In 1989, my then representative, Phil Edgerly, walked onto the set of "Star
Trek®: The Next
Generation" (ST: TNG) on the Paramount lot in Hollywood with a small original reverse glass painting, titled: "Red Moon Study," and a handful of
color transparencies of other pieces. There for the first time, he met with
ST: TNG Emmy® Award winning production designer Richard James and set
decorator Jim Mees (both later with "Star Trek®: Voyager"). Richard James
exclaimed, "I love it ... I want it ... can you get this to me right
away?!", and that's how my work came to be used as decoration on the show.
As a result, photographic blowups of four of my original paintings were
featured as set decorations on the Starship Enterprise throughout the third
and fourth seasons of the show.
I had never even thought about my paintings being used on "Generation" or in Star Trek® feature films. I loved the show. The original Star Trek® had been our familys' favorite show. I guess it just seemed so far beyond me. In fact, the whole experience didn't seem to register as my work for quite awhile. It was as though I simply could not believe my own eyes.
My kids would yell, "Dad, your paintings on!" and I'd be in the kitchen and come running and they'd say, "Oops ... you just missed it. But it was! A Klingon just walked past your painting!"

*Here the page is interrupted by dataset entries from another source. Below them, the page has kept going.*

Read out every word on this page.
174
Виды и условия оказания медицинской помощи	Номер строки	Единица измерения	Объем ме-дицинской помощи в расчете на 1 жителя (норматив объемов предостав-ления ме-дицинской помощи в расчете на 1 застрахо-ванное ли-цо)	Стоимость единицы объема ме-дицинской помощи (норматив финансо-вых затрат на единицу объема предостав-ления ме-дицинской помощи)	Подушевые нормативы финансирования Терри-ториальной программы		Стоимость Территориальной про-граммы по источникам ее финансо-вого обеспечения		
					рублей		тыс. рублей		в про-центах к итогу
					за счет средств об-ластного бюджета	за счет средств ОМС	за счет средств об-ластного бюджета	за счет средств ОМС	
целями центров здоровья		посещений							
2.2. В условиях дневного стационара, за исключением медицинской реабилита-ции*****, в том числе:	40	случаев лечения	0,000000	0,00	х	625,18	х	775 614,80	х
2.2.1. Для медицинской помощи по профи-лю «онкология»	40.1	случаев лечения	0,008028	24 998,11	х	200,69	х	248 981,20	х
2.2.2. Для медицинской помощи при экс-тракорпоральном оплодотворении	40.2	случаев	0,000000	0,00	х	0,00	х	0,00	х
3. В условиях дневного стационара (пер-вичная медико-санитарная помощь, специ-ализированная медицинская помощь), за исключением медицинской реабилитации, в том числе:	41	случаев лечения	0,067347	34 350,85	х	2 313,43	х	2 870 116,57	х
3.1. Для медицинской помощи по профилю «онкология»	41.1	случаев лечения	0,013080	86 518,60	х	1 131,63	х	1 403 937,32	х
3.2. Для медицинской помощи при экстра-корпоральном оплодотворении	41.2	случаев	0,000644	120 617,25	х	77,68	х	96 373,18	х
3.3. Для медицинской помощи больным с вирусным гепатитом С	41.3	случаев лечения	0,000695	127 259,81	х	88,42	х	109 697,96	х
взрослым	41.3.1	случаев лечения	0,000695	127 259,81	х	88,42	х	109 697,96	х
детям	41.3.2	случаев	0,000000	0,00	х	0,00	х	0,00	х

This went on for most of a season in which I just didn't get it. By "get it" I mean, I still couldn't quite grasp that the work was really mine, which sounds weird I know, but true, and also, just how powerful the Star Trek® show was, and what it meant for my career. Then one evening, I was all alone in my apartment and the show came on. I was not looking for my work in particular, just watching, when about halfway through the episode --- suddenly --- there was Captain Picard and Troi sitting in front of a large blowup of one of my paintings. It filled the screen ... the camera lingered a bit ... and finally, I was smiling from ear to ear like a goon, saying to myself, "... oh man, that's mine, and it could have been some other chump's ... mine ... on Star Trek!" I was high for weeks. I wanted to tell everyone from the postman to the guy ahead of me in line at the bank. It was just so cool to be part of such an American original, and to know my work would be seen all over the world, and also, captured in syndicated episodes, pretty much forever. It's not hard to convey how much excitement this good fortune brought to my career. The phone rang incessantly, leading to many other connections and successes. The fax machine buzzed like a beehive. The mailbox filled up. It even evoked the darker side of things. My daughter, who ran the office for me in those days, received threats on our answering machine. A throaty serial killer voice, whispering, " ... so, Mr. big time Star Trek huh ... time to die ..."... click. Oooo.
My works were also used in two Star Trek® feature films: "Star Trek® VI:
The Undiscovered Country," where several blow-ups of my paintings can be
seen in the opening Federation conference room scene behind Kirk, McCoy,
Scotty and Uhura. After specially lighting the works, director Nicholas
Myer decided they were stealing the scene, and had the Director of
Photography tone the light levels down to focus more on the actors. Dang!
In "Star Trek® Generations," my work can be seen as it appears (see above) in the
"United Federation of Planets" symbol during the opening spacedock
dedication scene, though partially blocked by a crowd of Starfleet
officials standing in front of it ... dang again ... (the symbol has been
reproduced on various merchandise available through Star Trek® Communicator
Later in the film, Picard can be seen standing in front of my specially
designed "Nexus" painting in Guinan's quarters. Nexus was inspired by
"Power Vision" an original glass piece I painted in 1986.